As to scientism, I doubt whether this is a position held by any believing Christian (or Jew or Muslim)—unless the term means that science and faith are two sharply discrete ways of looking at reality that should not be mixed. The term does apply to the so-called “new atheists”, among others, who make of science a quasi-religion—a fundamentalist faith of its own.
Survey data show that large numbers of Americans are creationists of the most robust sort. This kind of religion tends to wither or at least be modified with the spread of higher education. Barring some dramatic catastrophies falling on American society, one would not predict a rosy future for creationism (quite apart from the fact that the federal courts are barring it from the schools). But I think it would be a mistake to simply attribute its prevalence to lack of education.

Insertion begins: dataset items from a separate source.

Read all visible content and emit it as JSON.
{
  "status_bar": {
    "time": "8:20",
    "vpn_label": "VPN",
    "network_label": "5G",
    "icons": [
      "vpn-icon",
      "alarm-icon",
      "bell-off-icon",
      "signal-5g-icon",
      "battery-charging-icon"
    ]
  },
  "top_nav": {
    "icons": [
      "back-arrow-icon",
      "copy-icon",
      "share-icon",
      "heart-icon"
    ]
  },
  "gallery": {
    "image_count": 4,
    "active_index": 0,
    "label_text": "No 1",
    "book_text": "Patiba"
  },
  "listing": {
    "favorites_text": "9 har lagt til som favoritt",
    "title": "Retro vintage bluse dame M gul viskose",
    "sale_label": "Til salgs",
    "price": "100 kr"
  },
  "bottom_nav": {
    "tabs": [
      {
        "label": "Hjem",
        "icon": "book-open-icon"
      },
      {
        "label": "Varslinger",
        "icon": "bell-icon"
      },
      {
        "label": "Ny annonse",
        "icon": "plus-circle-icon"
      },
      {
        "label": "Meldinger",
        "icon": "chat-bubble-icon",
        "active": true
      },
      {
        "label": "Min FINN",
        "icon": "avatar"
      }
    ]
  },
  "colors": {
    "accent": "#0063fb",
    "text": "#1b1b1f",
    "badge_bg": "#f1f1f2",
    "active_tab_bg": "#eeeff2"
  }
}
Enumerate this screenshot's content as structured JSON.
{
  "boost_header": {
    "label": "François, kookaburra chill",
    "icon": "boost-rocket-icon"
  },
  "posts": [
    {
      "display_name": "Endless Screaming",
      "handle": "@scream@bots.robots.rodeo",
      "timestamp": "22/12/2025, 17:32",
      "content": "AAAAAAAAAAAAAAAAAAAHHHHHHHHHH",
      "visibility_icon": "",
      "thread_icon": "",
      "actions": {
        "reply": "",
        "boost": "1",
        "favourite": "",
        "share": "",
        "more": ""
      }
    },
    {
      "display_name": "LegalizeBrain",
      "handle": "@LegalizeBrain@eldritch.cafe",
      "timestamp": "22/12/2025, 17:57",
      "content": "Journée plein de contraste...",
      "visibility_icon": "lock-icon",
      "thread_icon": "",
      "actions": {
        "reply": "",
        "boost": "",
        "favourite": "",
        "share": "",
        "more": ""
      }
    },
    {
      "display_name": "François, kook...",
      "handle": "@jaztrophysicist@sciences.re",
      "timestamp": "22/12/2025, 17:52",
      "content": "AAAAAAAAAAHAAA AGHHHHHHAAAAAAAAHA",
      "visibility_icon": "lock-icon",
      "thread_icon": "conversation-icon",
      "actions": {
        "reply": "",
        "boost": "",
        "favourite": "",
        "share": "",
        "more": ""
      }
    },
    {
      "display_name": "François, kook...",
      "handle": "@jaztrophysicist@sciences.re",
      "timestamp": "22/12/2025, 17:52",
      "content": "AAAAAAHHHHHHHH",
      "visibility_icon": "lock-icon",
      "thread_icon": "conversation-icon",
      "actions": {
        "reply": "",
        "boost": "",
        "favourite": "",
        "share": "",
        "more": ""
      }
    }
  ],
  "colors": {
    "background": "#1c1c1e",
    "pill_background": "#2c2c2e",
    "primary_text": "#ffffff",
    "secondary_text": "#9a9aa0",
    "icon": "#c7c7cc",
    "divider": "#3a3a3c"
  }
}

Underlying it is another intuition, which has nothing to do with evolution or the age of the earth: The perception of the distinctive and sacred dignity of every human being. In the famous debate between William Jennings Bryan and Clarence Darrow at the “monkey trial” of 1925 (which humiliated Bryan and traumatized American Evangelicals for decades), Darrow was right in showing up the implausibility of a literal reading of the Bible. But on a deeper and finally more important level, Bryan was right—and it is a good thing that Evangelicals are getting over the trauma.